In June, Räsänen posted a message on Twitter and Facebook in which she criticised the fact that the Evangelical Lutheran Church of Finland had become an official partner of the 2019 LGBT Pride events. She was “shocked” at this decision because “our Church Act states that ‘All doctrine must be examined and evaluated according to God’s Holy Word’”, she has told Evangelical Focus. “Pride events celebrate acts and relations that the Bible calls sinful and shameful”.

 

The message quoting the Bible posted on 17 June on Twitter and Facebook by Päivi Räsänen. / Facebook

The ELCF is called a “national church” and plays an active role in the public sphere and has the right to collect church tax from its membership that is largely secularised but contains an active minority of conservative revival movements.

In the message posted on 17 June, the Christian politicians quoted a text from the New Testament: Romans 1:24-27. “Based on these Scriptures, I asked in my tweet that led to the police investigation: ‘How can the church’s doctrinal foundation, the Bible, be compatible with the lifting up of shame and sin as a subject of pride?’”.

 

WHAT THE CRIMINAL CODE SAYS ABOUT “INSULTS”

Räsäne now risks to be declared guilty of going against the Section 10 of the Criminal Code of Finland, which refers to “Ethnic agitation (511/2011)”.

This section says: “A person who makes available to the public or otherwise spreads among the public or keeps available for the public information, an expression of opinion or another message where a certain group is threatened, defamed or insulted on the basis of its race, skin colour, birth status, national or ethnic origin, religion or belief, sexual orientation or disability or a comparable basis, shall be sentenced for ethnic agitation to a fine or to imprisonment for at most two years”.

 

BIBLE VERSES READ DURING PARLIAMENT SESSION

 

Päivi Räsänen.

In October, during a Parliament session debate on the ELCF Church Act, Räsänen used her turn to speak to read aloud the same verses from the the New Testament that had opened the police investigation.

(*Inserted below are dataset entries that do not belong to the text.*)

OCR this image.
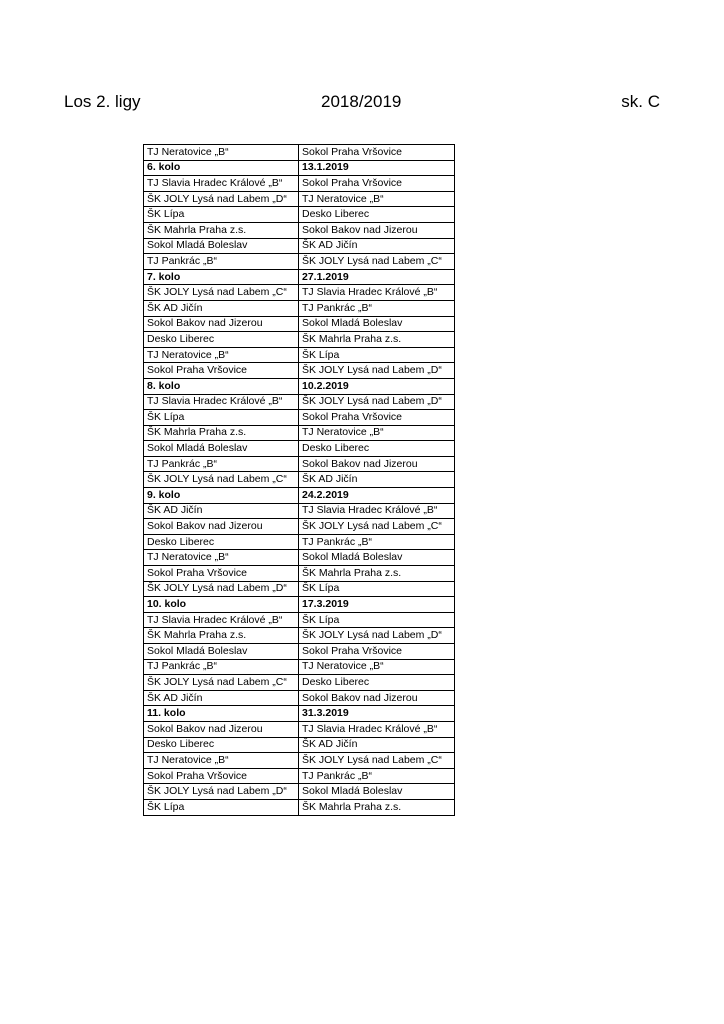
Los 2. ligy	2018/2019	sk. C
TJ Neratovice „B“	Sokol Praha Vršovice
6. kolo	13.1.2019
TJ Slavia Hradec Králové „B“	Sokol Praha Vršovice
ŠK JOLY Lysá nad Labem „D“	TJ Neratovice „B“
ŠK Lípa	Desko Liberec
ŠK Mahrla Praha z.s.	Sokol Bakov nad Jizerou
Sokol Mladá Boleslav	ŠK AD Jičín
TJ Pankrác „B“	ŠK JOLY Lysá nad Labem „C“
7. kolo	27.1.2019
ŠK JOLY Lysá nad Labem „C“	TJ Slavia Hradec Králové „B“
ŠK AD Jičín	TJ Pankrác „B“
Sokol Bakov nad Jizerou	Sokol Mladá Boleslav
Desko Liberec	ŠK Mahrla Praha z.s.
TJ Neratovice „B“	ŠK Lípa
Sokol Praha Vršovice	ŠK JOLY Lysá nad Labem „D“
8. kolo	10.2.2019
TJ Slavia Hradec Králové „B“	ŠK JOLY Lysá nad Labem „D“
ŠK Lípa	Sokol Praha Vršovice
ŠK Mahrla Praha z.s.	TJ Neratovice „B“
Sokol Mladá Boleslav	Desko Liberec
TJ Pankrác „B“	Sokol Bakov nad Jizerou
ŠK JOLY Lysá nad Labem „C“	ŠK AD Jičín
9. kolo	24.2.2019
ŠK AD Jičín	TJ Slavia Hradec Králové „B“
Sokol Bakov nad Jizerou	ŠK JOLY Lysá nad Labem „C“
Desko Liberec	TJ Pankrác „B“
TJ Neratovice „B“	Sokol Mladá Boleslav
Sokol Praha Vršovice	ŠK Mahrla Praha z.s.
ŠK JOLY Lysá nad Labem „D“	ŠK Lípa
10. kolo	17.3.2019
TJ Slavia Hradec Králové „B“	ŠK Lípa
ŠK Mahrla Praha z.s.	ŠK JOLY Lysá nad Labem „D“
Sokol Mladá Boleslav	Sokol Praha Vršovice
TJ Pankrác „B“	TJ Neratovice „B“
ŠK JOLY Lysá nad Labem „C“	Desko Liberec
ŠK AD Jičín	Sokol Bakov nad Jizerou
11. kolo	31.3.2019
Sokol Bakov nad Jizerou	TJ Slavia Hradec Králové „B“
Desko Liberec	ŠK AD Jičín
TJ Neratovice „B“	ŠK JOLY Lysá nad Labem „C“
Sokol Praha Vršovice	TJ Pankrác „B“
ŠK JOLY Lysá nad Labem „D“	Sokol Mladá Boleslav
ŠK Lípa	ŠK Mahrla Praha z.s.
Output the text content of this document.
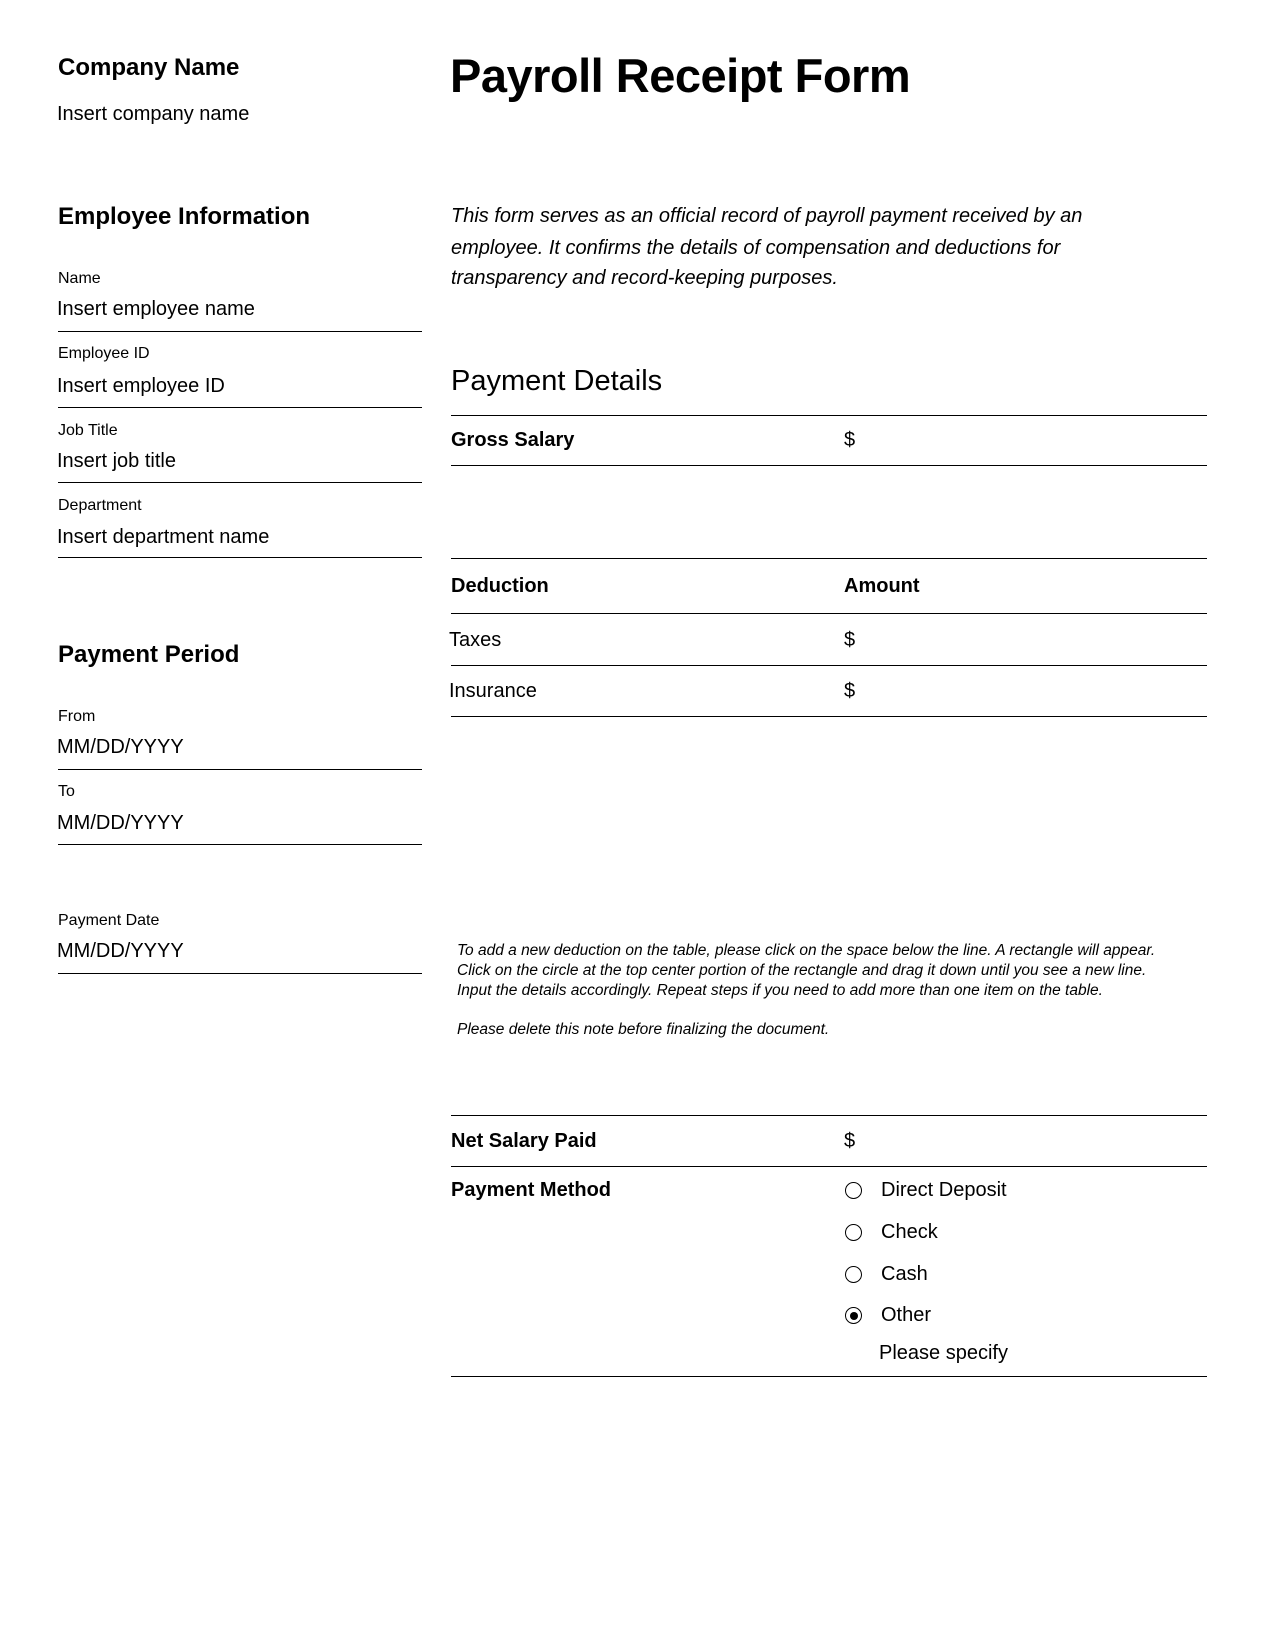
Company Name
Insert company name
Payroll Receipt Form
Employee Information
Name
Insert employee name
Employee ID
Insert employee ID
Job Title
Insert job title
Department
Insert department name
Payment Period
From
MM/DD/YYYY
To
MM/DD/YYYY
Payment Date
MM/DD/YYYY
This form serves as an official record of payroll payment received by an
employee. It confirms the details of compensation and deductions for
transparency and record-keeping purposes.
Payment Details
Gross Salary	$
Deduction	Amount
Taxes	$
Insurance	$
To add a new deduction on the table, please click on the space below the line. A rectangle will appear.
Click on the circle at the top center portion of the rectangle and drag it down until you see a new line.
Input the details accordingly. Repeat steps if you need to add more than one item on the table.
Please delete this note before finalizing the document.
Net Salary Paid	$
Payment Method	Direct Deposit
Check
Cash
Other
Please specify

“I did this because I thought it was necessary for the parliamentarians to pay attention to the fact that although there were some minor changes proposed to the Church Act, the majority of the Act stayed the same”, Räsänen explains.

“The Act still prescribes that the Lutheran Church confesses the Bible-based Christian faith. This means that the Parliament has not only allowed the Church to confess its faith in its doctrine and action, it actually prescribes it to do so”.

 

‘CALM MIND ABOUT THE OUTCOME OF THE PROCESS’

In September, Räsänen told Evangelical Focus that she had “a completely calm mind about this [the investigation]. I am going to use my freedom to believe and to speak accordingly, whatever the outcome of this process may be”.

But she said she was worried that such cases opened against Bible-believing Christians would severely restrict freedom of speech. “Many, especially the young people, are afraid that if you are labelled as a Bible-believing Christian, it will hinder your career and social acceptance”.